Citing your sources will not lower your homework grade.

Every member of the group receives credit for the entire assignment, hence every member of the group is responsible for the entire assignment. If a submitted homework contains plagiarized material, every member of the group will be given the same penalty.

Avoiding plagiarism is really very simple: Never present someone else's words or ideas as your own.

Violations of academic integrity will incurse serious penalties.
  • The default penalty for a first offense is a grade of zero on the entire homework or exam. (such a homework which will not be dropped as mentioned earlier.)
  • The penalty for a second offense, or a particularly egregious first offense, is an F in the course.
These penalties are consistent with the CS department's recommendations.

Finally, all academic integrity cases will be reported to the student's department and college. Multiple offenses can result in suspension or dismissal.

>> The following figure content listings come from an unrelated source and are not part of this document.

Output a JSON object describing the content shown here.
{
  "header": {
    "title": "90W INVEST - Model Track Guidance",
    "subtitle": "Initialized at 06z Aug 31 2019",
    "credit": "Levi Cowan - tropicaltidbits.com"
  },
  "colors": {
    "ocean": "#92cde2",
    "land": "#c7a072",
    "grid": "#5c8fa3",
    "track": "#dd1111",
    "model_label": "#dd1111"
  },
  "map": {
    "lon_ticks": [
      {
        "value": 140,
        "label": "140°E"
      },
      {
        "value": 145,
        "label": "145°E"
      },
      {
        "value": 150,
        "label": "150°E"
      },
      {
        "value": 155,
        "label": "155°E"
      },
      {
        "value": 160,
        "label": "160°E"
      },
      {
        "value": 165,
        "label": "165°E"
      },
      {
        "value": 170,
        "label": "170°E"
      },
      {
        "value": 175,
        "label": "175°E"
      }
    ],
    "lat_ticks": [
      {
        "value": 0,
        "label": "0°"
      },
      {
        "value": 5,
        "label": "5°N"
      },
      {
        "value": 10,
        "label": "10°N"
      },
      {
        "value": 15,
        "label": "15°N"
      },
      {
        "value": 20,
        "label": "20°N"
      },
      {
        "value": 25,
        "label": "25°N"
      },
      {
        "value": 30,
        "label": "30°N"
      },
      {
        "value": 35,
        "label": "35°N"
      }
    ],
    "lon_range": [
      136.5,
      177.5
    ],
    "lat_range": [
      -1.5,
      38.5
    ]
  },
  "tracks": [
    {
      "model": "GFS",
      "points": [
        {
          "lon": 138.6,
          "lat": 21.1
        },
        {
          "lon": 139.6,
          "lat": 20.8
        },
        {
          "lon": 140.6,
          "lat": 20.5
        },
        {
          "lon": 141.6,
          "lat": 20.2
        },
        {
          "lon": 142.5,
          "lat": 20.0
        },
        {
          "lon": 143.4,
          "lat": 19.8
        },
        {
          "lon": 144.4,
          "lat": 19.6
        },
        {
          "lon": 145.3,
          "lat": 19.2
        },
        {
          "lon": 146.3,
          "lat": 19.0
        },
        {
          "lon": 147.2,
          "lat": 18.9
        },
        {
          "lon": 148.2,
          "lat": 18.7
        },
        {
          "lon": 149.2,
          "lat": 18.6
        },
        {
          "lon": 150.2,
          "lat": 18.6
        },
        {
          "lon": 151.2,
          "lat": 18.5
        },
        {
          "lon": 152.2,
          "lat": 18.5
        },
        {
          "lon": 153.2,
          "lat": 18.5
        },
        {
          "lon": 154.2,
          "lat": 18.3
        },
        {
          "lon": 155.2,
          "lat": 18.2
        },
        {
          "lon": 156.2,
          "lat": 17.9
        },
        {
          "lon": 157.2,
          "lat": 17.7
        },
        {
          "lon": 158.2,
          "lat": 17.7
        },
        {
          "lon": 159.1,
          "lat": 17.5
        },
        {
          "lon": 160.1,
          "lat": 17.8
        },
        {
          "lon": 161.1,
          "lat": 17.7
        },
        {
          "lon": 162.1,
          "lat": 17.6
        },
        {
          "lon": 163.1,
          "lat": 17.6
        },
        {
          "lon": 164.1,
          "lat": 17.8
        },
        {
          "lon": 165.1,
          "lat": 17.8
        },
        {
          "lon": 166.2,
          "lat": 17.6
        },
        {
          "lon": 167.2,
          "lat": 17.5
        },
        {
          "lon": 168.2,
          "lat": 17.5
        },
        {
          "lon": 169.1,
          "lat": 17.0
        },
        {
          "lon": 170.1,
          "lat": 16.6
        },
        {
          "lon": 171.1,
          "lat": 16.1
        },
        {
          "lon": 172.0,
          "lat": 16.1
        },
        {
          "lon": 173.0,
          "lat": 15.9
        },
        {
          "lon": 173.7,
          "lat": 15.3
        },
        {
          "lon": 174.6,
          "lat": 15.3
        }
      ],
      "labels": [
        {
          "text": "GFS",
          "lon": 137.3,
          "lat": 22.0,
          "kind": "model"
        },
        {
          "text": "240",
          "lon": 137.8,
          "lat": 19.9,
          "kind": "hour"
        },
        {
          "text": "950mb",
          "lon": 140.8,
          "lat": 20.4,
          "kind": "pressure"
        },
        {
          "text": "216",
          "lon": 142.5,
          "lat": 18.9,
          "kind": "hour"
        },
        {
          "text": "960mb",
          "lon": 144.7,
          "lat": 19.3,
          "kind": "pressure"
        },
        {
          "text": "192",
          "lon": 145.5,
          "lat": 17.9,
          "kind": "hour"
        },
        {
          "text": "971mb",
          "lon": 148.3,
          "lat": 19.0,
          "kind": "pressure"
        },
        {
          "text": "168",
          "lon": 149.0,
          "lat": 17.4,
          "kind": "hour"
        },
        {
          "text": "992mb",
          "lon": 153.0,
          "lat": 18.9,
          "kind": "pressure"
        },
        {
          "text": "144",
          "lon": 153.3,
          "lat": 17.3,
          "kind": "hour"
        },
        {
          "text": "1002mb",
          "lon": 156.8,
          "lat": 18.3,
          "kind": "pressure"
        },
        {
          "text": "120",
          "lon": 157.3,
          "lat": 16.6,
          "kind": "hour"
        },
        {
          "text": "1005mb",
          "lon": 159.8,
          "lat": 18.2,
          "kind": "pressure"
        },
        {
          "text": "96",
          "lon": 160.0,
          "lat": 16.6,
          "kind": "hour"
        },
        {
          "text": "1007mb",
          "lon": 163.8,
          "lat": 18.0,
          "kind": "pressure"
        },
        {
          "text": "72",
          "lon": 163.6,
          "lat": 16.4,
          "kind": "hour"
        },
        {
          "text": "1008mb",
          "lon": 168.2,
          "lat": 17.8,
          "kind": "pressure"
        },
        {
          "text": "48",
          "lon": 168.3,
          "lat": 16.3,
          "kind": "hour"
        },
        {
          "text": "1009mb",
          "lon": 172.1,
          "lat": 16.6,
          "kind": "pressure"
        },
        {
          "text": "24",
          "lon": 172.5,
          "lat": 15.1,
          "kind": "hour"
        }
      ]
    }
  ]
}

Recommended textbooks: You are not required to buy these books.
  • Algorithms by Dasgupta, Papadimitriou, Vazirani.
  • Algorithm Design by Jon Kleinberg and Eva Tardos.

Other recommended readings:
  • Jeff Erickson's algorithms material (highly recommended).
  • Course material from Spring 2013 with pointers to past semesters.
  • Introduction to Algorithms by Cormen, Leiserson, Rivest, Stein.
  • Computers and Intractability by Garey and Johnson.


Every on-campus student must register for one of the four discussion sections.

Attending the discussion section is strongly encouraged.

Discussion sections are opportunities for you to practice your problem-solving and presentation skills. You will work on problems on the material taught that week, with feedback and suggestions from the TAs. The TAs may also review some material from lectures as necessary.

We are happy to provide feedback on your attempted solutions —- that's precisely what the discussion sections are for. However, we do not plan to provide official solutions to the problems show in the discussion, either during the sections themselves, on the course web site, or during office hours. We encourage you to present your own solutions to your friends. Presenting your solutions will help you master the course material (so you'll do better on later homeworks and exams) and develop your presentation skills (for later oral homeworks).

We encourage you to ask questions about discussion section problems in office hours and on the course newsgroup, and to continue working on them on your own and with your study partners.

You should attend the discussion section that you registered for. This helps keep the load balanced. If you do wish to change, please contact the TAs.